Siguiendo con Cervantes sería baladí afirmar por qué vino a llamar a Dulcinea, de El Toboso: la respuesta es sencilla: porque era natural de allí.

El posible lugar de cuyo nombre no quiero acordarme.

En esta disquisición entre Cervantes y El Toboso llegamos a una lógica conclusión: El Toboso no alcanzó las metas de la fama, ni por si mismo, ni por causa de Cervantes, hemos de poner las manos sobre el corazón y reconocer que la fama le vino, como consecuencia lógica, de la sin par Dulcinea.

Venir a El Toboso es venir a soñar. Es venir a reavivar ilusiones agonizantes. Es venir a encender bien encendidas, las lámparas de la fe en un ideal. Porque El Toboso es ensueño para el que sufre hartazgo de realidades; esperanza para el desiluso, poesía para el doliente pesimista, sedante para el que pena de locura de amor.

Los logros conseguidos por Cervantes para El Toboso, se pueden resumir: El Toboso es una meta espiritual de turismo. Lo acreditan los varios miles de visitantes que a él llegan cada año. El Museo Cervantes, que acoge la biblioteca, en donde se conservan y exponen más de 600 ediciones del Quijote en 63 idiomas, siendo un detalle singular que casi todos los ejemplares están dedicados y firmados por sus donantes, todos ellos personajes de la vida cultural, literaria, política y social de España y del extranjero. Con todo tipo de encuadernaciones y muy importantes ilustraciones, desde las de Doré, hasta Dalí, pasando por Mingote, Herreros, Segrelles, Urrabieta, Vierge y otros. Algunos manuscritos, de los que únicamente vamos a citar el ejemplar confeccionado por los presos de Ocaña en el año 1926. Y llegados a este punto, mencionando que, Cervantes emplea el patronímico TOBOSO en su obra nada menos que189 veces. Nos preguntamos ¿Y como le ha correspondido El Toboso a Cervantes por este inmenso y exquisito regalo? Pues, además del Museo y de recrear la casa de Dulcinea, allá por los años 20 del pasado siglo lo intentó proyectando el monumento jamás soñado, por sus ciclópeas dimensiones, a Don Quijote, su altura 92 metros. Ha extendido por todo el mundo la devoción al genial escritor, moviendo las conciencias de todos los que en un momento se interesaron por la mas grande obra de nuestro idioma, de la que se ha dicho que fue la que conexionó los elementos emergentes en los comienzos de nuestra lengua, dándola firmeza y solidez. El monumento al Quijote no fue posible. Las circunstancias lo impidieron, pero del Toboso salió la idea de las jornadas cervantinas que llegaron a celebrase, y aún se celebran, en muchas ciudades y naciones. De El Toboso partió la idea de unirnos con las naciones de habla hispana en la empresa común de venerar a Cervantes.

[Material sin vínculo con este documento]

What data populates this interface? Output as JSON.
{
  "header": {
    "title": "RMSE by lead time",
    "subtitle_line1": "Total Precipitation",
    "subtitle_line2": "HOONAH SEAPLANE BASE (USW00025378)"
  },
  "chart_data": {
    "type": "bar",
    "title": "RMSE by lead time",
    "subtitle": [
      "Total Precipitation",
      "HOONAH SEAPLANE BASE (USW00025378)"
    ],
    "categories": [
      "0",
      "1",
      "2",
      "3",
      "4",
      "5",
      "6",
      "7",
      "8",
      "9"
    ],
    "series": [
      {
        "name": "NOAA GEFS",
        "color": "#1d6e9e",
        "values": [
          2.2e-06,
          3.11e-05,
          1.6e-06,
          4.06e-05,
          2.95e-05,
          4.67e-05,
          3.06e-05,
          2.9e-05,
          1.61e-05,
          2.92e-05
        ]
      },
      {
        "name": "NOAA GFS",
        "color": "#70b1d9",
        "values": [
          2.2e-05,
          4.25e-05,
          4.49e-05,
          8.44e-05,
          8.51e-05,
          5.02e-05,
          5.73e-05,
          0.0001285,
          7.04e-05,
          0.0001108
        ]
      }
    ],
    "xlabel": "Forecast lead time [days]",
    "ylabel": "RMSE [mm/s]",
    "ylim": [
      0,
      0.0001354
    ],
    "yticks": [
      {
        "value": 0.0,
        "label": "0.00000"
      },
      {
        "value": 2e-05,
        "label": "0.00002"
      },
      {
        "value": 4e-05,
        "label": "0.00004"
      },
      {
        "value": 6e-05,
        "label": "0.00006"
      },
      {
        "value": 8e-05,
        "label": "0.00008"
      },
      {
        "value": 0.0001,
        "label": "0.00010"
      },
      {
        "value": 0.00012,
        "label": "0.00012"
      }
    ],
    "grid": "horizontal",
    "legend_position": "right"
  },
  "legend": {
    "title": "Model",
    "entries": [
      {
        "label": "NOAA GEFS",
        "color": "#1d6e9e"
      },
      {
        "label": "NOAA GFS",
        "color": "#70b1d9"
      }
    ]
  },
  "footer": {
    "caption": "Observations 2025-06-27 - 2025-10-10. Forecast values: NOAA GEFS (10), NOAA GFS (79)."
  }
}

El alcalde de la época escribió a todas las naciones del mundo pidiendo libros referentes al Quijote o a Cervantes, publicados en los correspondientes idiomas y al Toboso llegaron más de cuatro mil ejemplares de todas las materias. De ahí nació la Biblioteca Cervantes.

El día 18 de mayo de 1928 se realizó el vuelo inaugural de la ruta Cervantina con la llegada al Toboso de un trimotor Junkers, con el que se pretendía acortar distancias con Madrid, y desde aquí hacer el recorrido de D. Quijote con medios más modestos. Nos sentimos orgullosos de Cervantes y desde aquí celebramos el honor que hizo a este pueblo, cuna de sus amores en la persona de nuestra sin par paisana: Dulcinea de El Toboso.